HbF is the major modulator of the phenotype of sickle cell anemia, but HbA₂ has similar effects on HbS polymerization.[9, 41] Whether HBD expression can be increased, perhaps by targeting the mutated CACC binding site for KLF1 in the HBD promoter[7], is unknown. Other differences in HBD might thwart this approach.[42-49] Pancellular expression of HbA₂ predicts that increased HbA₂ levels could be especially beneficial.[50]

Gene expression within the HBB gene cluster is partially a function of competition among proximal gene promoters for transcription factors and the β-globin locus control region.[51] This is exemplified by increases in HbF and HbA₂ when the promoter of the β-globin gene is deleted or mutated.[52-55] Substantial increases in HbA₂ and HbF was found in HbS-β⁰ thalassemia when the β-globin gene promoter was deleted, and this was associated with mild disease.[56]
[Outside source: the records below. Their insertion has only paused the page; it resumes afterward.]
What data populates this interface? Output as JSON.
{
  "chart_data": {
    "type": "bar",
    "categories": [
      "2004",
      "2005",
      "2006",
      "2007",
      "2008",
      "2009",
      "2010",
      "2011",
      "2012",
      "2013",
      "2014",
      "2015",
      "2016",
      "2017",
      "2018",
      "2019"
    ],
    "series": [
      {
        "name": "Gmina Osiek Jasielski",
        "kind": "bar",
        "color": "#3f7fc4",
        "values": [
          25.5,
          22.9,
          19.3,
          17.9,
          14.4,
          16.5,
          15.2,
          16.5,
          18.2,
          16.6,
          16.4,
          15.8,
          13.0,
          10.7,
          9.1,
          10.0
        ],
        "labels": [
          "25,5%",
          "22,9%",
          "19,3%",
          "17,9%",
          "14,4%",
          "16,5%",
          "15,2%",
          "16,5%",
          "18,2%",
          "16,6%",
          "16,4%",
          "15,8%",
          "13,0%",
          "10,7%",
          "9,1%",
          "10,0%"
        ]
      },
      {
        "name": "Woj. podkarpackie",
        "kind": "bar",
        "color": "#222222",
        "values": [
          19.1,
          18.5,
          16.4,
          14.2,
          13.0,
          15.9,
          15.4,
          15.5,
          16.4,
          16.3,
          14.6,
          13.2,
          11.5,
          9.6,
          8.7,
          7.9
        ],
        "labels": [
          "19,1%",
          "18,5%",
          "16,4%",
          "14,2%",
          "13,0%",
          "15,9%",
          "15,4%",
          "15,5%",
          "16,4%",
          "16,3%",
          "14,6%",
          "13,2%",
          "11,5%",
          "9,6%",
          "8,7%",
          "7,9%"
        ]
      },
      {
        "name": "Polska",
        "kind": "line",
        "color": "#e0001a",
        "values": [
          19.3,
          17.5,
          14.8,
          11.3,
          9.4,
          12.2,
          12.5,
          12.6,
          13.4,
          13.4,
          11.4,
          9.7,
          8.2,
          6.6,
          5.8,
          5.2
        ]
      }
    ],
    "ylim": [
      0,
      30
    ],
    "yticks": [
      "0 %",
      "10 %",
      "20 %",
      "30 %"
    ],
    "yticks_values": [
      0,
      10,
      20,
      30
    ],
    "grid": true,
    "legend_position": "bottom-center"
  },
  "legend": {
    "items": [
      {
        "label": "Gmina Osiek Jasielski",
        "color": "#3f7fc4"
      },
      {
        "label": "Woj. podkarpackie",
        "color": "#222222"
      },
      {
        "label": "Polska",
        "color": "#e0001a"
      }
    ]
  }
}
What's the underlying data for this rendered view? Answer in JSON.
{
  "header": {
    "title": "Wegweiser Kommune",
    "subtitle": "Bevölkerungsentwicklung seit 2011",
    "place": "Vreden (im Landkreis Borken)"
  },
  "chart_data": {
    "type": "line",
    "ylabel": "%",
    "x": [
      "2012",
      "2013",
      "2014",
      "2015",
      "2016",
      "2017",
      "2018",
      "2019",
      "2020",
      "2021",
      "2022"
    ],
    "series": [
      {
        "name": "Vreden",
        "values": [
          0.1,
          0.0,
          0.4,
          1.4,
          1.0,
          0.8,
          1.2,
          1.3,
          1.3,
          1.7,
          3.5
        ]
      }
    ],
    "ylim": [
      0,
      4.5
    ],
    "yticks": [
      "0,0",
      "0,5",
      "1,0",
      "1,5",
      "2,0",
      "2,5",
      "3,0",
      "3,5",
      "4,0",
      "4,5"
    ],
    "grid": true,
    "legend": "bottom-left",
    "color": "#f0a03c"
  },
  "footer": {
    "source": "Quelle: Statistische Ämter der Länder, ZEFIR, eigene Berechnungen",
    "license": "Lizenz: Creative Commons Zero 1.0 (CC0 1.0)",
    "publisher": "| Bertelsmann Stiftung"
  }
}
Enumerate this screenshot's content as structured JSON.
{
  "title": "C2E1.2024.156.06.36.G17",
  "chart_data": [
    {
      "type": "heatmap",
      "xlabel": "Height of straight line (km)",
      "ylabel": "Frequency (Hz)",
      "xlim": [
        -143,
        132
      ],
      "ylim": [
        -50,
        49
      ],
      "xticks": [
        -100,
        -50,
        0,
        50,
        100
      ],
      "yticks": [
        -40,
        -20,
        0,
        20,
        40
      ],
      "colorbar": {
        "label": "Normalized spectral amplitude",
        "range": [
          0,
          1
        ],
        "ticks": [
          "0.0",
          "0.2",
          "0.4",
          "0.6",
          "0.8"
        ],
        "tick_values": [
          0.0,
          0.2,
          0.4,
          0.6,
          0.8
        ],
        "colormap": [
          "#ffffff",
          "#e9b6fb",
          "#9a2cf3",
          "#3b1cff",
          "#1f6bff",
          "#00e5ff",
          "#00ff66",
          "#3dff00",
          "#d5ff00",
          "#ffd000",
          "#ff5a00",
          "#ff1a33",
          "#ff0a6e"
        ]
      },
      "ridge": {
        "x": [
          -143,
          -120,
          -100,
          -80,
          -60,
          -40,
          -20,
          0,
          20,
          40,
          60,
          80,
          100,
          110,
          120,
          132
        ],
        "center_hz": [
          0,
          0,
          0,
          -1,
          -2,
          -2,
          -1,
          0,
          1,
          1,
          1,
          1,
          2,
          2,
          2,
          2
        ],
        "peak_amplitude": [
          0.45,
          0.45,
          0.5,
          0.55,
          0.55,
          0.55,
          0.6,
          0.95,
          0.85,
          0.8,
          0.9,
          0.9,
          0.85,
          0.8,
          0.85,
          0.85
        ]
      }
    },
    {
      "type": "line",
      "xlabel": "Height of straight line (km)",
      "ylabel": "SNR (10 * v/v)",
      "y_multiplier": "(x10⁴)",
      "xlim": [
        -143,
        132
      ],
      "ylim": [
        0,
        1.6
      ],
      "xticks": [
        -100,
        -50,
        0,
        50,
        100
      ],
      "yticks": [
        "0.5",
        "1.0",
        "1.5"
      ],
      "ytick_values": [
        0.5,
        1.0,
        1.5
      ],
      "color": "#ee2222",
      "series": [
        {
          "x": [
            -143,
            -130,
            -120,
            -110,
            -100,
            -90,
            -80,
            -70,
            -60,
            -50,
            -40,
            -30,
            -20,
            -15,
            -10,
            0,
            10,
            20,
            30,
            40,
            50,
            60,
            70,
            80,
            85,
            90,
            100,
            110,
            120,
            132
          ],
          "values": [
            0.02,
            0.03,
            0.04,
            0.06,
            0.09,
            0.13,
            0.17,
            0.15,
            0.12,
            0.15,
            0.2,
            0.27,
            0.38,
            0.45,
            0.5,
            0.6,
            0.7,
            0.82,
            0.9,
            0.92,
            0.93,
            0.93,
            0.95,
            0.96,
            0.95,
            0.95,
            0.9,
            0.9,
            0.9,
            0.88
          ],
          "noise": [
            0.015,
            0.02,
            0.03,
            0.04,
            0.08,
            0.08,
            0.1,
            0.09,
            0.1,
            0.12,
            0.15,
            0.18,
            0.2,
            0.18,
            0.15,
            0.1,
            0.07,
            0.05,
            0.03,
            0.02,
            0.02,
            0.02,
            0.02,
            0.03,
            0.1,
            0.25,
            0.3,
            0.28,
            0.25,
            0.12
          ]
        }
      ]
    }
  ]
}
HbF was measured by two different methods our cohorts examined; within the range of HbF observed, both give similar results. Nevertheless, this could be a confounder.[57] HbA₂ was also measured by differed means. When done by HPLC (Walk-PHaSST and PUSH trials) HbA₂ levels are increased due to the co-elution of some HbS adducts.[58]

In sickle cell anemia, levels of HbA₂ appear to be modulated by genes that directly and indirectly effect HBG expression and perhaps also by regulation within the β-globin gene cluster. It remains to be seen if these observations can be exploited for therapeutic purposes.